The group of teenage hackers, who previously broke into the personal email of the CIA director John Brennan and published a trove of sensitive information has broken into an even higher target database, holding the personal records of millions.

The hacking group who dubbed themselves, Crackas with Attitude (CWA), claim to have gained access to a law enforcement portal that withholds:

  • Arrest Records
  • Tools for sharing information about terror-threats and active shooting incidents

The portal in question is reportedly known as the Joint Automated Booking System (JABS), which is only available to those who work with the Federal Bureau of Investigation (FBI) or some form of law enforcement.

“Just to clear this up,” CWA tweeted speaking hacking the JABS portal. “CWA did, indeed, have access to everybody in USA’s private information, now imagine if we was Russia or China.”

After hackers breached the U.S. arrest records database, the group also claimed to gain access to some form of a real-time chat system for the FBI to securely communicate with other law enforcement agencies around the nation.

Just two days ago, the hackers published a portion of the database to Pastebin, allegedly releasing the first and last names, titles, email addresses and phone numbers of some 3,500 law enforcement and military personnel.

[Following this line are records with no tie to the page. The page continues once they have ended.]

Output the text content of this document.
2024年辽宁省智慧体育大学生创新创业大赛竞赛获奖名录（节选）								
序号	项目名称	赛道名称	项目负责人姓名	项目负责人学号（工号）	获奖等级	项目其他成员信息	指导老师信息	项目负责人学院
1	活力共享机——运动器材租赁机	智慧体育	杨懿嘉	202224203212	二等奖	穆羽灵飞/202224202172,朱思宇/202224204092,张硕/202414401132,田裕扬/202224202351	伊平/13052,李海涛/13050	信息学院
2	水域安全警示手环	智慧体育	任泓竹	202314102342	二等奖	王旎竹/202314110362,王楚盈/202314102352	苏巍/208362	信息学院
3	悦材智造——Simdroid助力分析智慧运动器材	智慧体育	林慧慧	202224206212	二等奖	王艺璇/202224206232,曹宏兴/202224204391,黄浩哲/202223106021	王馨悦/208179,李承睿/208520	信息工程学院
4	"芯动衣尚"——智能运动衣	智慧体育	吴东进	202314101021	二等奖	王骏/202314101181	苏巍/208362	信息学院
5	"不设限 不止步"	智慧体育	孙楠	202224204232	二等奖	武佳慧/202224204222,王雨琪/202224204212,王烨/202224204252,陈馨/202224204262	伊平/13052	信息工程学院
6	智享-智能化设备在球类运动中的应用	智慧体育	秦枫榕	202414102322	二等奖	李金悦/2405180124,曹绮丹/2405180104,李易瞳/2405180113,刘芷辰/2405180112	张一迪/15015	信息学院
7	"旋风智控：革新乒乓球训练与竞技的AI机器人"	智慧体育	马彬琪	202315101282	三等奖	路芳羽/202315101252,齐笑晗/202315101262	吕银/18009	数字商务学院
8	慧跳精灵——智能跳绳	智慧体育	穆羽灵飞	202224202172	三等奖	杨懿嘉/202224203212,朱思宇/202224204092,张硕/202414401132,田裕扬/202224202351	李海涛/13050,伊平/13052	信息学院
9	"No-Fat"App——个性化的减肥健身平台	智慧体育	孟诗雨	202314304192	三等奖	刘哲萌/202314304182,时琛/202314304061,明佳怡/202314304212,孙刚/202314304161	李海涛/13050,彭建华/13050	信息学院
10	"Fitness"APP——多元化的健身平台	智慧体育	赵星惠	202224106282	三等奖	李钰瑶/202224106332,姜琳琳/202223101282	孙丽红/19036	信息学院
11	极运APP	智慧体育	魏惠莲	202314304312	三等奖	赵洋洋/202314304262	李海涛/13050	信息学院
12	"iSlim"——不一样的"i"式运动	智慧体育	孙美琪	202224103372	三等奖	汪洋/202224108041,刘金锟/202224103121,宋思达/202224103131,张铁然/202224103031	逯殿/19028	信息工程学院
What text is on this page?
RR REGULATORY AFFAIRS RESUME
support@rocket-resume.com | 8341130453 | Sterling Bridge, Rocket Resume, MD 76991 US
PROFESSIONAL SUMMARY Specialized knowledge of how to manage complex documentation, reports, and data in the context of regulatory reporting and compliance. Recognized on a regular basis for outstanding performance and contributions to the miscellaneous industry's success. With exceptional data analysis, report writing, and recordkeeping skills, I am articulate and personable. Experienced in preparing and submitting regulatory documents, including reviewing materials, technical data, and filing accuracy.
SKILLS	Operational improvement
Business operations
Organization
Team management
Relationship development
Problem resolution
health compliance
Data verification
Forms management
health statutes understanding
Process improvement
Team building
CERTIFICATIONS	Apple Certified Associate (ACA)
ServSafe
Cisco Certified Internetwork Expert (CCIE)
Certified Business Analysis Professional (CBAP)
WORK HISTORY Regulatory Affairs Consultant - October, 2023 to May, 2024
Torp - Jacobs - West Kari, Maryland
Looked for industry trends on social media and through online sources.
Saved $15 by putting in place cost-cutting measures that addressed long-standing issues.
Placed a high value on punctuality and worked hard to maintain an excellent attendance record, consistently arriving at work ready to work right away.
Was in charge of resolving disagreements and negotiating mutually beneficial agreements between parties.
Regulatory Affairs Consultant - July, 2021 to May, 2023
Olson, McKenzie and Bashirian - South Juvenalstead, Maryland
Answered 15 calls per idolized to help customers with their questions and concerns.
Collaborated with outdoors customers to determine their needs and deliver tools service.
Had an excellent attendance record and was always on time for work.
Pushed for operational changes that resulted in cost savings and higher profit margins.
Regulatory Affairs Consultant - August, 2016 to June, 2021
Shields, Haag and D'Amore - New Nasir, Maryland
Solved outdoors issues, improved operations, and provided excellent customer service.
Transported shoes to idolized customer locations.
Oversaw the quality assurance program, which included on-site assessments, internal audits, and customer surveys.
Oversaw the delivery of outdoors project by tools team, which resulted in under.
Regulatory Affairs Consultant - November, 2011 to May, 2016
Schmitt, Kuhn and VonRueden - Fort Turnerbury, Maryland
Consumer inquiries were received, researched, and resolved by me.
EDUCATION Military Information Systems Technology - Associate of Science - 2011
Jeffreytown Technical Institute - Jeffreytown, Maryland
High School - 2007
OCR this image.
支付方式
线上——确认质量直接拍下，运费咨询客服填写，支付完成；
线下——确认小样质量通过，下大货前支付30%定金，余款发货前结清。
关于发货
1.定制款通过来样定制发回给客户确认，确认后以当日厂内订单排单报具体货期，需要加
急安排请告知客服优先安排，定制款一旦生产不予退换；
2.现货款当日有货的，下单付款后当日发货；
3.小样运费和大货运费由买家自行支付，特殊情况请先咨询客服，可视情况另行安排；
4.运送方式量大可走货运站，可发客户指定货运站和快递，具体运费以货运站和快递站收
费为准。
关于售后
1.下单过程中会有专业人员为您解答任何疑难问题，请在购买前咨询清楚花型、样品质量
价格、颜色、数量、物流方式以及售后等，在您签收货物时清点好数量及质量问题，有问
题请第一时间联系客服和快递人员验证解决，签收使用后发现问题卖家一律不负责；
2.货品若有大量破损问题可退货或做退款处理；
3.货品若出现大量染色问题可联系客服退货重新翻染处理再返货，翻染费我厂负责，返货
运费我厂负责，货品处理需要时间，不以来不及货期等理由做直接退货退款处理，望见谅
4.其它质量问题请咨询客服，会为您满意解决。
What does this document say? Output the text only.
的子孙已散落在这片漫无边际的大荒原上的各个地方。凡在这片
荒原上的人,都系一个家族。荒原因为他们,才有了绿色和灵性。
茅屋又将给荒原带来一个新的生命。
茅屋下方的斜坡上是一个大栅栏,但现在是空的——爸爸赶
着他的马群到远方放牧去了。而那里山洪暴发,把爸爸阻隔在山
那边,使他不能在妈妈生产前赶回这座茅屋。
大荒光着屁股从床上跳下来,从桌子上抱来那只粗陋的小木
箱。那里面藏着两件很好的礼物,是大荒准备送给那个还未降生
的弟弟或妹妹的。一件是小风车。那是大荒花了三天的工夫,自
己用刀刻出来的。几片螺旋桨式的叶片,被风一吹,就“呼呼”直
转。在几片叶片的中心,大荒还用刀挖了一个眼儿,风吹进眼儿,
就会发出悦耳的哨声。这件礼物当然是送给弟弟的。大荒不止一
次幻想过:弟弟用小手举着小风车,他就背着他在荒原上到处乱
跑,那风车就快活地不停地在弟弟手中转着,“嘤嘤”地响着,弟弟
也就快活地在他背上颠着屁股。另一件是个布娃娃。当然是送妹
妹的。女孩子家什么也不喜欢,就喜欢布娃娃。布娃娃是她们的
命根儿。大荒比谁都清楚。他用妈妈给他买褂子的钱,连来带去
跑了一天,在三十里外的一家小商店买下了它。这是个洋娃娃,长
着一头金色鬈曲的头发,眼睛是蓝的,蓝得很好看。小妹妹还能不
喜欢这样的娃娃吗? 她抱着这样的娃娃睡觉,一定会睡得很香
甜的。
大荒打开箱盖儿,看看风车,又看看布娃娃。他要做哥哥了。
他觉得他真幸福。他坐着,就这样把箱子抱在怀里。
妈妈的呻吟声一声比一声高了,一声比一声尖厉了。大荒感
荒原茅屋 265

CWA hackers have gained access to a suite of high-profile law enforcement tools that contain a trove of sensitive information, and Wired confirmed that a screenshot of the JABS system sent to the author was in fact legitimate.

Hackers Breach JABS Database

Hackers claimed they were able to find a vulnerability in JABS that allowed them access into the law enforcement portal, turning up a suite of law enforcement tools. Hackers did not care to disclose specifics on how they were able to breach the portal.

More importantly, the JABS system contains extremely sensitive information, allowing anyone with access to view arrests, even if they are under court seal and may not be made public for the coming months or years. Knowledge of such arrests could tip off gang members, terrorists and possibly tip off others to avoid capture.

Sealed arrests are quite common when working with online investigations when law enforcement officials quietly arrest an individual, where they can then turn them into a snitch and participate in unmasking others.

The hackers made their intention clear, stating they aren’t conducting hacks for the fame or laughs, but instead an opposing reason.

“[I] just want people to u8nderstnad im NOT and NEVER will be here for fame, im here for my message and thats it,” he said speaking with Wired. “[I] just want people to know im doing this for palestine.”

Hackers said they have no plan to release any of the information any time soon.